Patient-level embedding¶
For patient-level models, use Model.embed_patient() for a single patient
or Model.embed_patients() for a batch.
Single patient¶
from slide2vec import Model
model = Model.from_preset("moozy")
result = model.embed_patient(
["/data/slide_1a.svs", "/data/slide_1b.svs"],
patient_id="patient_1",
)
print(result.patient_id) # "patient_1"
print(result.patient_embedding.shape) # torch.Size([768])
print(result.slide_embeddings) # {"slide_1a": tensor, "slide_1b": tensor}
Multiple patients¶
results = model.embed_patients(
[
{"sample_id": "slide_1a", "image_path": "/data/slide_1a.svs", "patient_id": "patient_1"},
{"sample_id": "slide_1b", "image_path": "/data/slide_1b.svs", "patient_id": "patient_1"},
{"sample_id": "slide_2a", "image_path": "/data/slide_2a.svs", "patient_id": "patient_2"},
]
)
for r in results:
print(r.patient_id, r.patient_embedding.shape)

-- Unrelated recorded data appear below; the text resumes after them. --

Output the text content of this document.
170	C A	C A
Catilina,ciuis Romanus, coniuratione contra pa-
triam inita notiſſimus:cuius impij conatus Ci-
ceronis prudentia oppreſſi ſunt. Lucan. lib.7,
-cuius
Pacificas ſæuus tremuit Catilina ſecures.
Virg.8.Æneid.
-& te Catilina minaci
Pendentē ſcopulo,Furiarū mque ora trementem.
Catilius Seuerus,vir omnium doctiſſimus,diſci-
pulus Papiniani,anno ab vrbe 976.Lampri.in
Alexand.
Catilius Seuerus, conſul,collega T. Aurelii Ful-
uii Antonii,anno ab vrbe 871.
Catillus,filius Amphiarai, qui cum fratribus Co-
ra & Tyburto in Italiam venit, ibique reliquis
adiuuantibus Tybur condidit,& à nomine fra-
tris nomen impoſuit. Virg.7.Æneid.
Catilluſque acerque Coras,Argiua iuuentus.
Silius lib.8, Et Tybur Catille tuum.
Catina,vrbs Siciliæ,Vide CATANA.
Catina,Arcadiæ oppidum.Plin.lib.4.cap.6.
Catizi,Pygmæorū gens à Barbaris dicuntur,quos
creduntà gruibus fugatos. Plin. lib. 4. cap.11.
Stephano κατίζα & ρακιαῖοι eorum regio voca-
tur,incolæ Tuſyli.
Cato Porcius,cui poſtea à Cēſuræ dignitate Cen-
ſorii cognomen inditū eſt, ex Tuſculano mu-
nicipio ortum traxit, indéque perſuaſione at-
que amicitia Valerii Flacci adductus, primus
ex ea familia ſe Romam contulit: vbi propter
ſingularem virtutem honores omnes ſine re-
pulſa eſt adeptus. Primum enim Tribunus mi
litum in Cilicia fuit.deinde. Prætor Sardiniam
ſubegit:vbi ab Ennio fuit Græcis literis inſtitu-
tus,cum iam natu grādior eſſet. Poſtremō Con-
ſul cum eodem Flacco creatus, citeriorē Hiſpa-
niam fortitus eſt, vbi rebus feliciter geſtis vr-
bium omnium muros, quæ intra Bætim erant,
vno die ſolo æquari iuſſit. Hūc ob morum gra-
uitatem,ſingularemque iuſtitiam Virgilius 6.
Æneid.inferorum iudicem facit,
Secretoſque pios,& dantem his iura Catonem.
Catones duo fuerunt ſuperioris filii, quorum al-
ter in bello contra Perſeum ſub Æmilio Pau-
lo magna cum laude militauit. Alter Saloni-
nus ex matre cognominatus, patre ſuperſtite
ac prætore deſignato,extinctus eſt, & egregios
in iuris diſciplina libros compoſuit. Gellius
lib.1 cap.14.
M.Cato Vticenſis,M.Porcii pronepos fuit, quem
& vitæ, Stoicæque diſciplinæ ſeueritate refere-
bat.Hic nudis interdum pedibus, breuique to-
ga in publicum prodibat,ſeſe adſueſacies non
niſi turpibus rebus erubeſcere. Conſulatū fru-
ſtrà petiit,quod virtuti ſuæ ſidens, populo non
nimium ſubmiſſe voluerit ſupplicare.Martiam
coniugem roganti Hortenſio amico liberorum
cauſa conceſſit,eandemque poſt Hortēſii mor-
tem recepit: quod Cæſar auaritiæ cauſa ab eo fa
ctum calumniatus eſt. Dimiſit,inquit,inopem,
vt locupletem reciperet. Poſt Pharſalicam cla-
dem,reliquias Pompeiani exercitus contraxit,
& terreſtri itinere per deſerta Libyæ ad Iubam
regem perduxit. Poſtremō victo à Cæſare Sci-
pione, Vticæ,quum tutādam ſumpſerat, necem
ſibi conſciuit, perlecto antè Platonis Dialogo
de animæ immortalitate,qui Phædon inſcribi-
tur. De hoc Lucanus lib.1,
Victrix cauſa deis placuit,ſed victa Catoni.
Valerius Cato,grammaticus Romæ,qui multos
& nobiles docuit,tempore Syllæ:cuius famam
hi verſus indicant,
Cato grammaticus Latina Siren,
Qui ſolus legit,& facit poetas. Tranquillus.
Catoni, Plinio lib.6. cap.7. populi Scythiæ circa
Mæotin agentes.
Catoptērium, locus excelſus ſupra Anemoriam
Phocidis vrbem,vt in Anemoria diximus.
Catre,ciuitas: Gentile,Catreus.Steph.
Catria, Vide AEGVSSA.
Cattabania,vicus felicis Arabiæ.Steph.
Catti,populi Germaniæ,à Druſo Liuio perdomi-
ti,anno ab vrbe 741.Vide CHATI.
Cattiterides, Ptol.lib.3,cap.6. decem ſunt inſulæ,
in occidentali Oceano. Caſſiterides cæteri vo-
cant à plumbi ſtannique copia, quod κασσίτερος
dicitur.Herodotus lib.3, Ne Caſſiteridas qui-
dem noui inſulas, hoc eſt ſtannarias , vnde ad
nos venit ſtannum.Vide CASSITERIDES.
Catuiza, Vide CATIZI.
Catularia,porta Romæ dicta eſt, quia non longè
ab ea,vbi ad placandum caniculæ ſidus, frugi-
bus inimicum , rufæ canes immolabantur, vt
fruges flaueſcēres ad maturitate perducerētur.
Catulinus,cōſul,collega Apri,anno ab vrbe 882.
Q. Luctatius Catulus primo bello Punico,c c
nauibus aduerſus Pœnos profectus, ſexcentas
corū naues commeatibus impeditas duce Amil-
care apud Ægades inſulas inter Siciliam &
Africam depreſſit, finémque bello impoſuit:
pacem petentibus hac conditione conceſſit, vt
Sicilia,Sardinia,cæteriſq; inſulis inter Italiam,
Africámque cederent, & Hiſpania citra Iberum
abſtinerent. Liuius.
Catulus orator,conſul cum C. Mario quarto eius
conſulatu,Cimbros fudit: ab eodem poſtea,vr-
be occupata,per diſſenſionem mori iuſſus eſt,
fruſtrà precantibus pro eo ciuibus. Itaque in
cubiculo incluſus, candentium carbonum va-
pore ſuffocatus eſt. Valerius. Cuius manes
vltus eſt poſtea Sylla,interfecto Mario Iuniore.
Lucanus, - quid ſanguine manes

embed_patients(...) returns one EmbeddedPatient per unique patient,
ordered by first appearance.
- class slide2vec.EmbeddedPatient(*, patient_id, patient_embedding, slide_embeddings)¶
Bases:
objectIn-memory result of embedding a single patient.
- patient_embedding: Any¶
Aggregated patient embedding —
torch.Tensorof shape(D,).
- slide_embeddings: dict[str, Any]¶
Slide-level embeddings keyed by
sample_id— each atorch.Tensorof shape(D,).
Hierarchical Feature Extraction¶
Enable hierarchical mode by setting region_tile_multiple in
PreprocessingConfig:
preprocessing = PreprocessingConfig(
requested_spacing_um=0.5,
requested_tile_size_px=224,
region_tile_multiple=6, # 6×6 = 36 tiles per region
)
The tile embeddings tensor will have shape (R, T, D) instead of (N, D).
See Hierarchical Features for the full explanation.
Pipeline¶
Use Pipeline for manifest-driven batch processing and disk
outputs:
from slide2vec import ExecutionOptions, Model, Pipeline, PreprocessingConfig
model = Model.from_preset("virchow2")
pipeline = Pipeline(
model=model,
preprocessing=PreprocessingConfig(
requested_spacing_um=0.5,
requested_tile_size_px=224,
tissue_threshold=0.1,
),
execution=ExecutionOptions(output_dir="outputs/demo", num_gpus=2),
)
result = pipeline.run(manifest_path="/path/to/slides.csv")
See Input Manifest for the full manifest schema.
Pipeline.run(...) returns a RunResult:
- class slide2vec.RunResult(*, tile_artifacts, hierarchical_artifacts, slide_artifacts, patient_artifacts=<factory>, process_list_path=None)¶
Bases:
objectReturn value of
Pipeline.run().- hierarchical_artifacts: list[HierarchicalEmbeddingArtifact]¶
Hierarchical embedding artifacts; empty when hierarchical mode is disabled.
See Output Layout for the full on-disk directory structure and file schemas.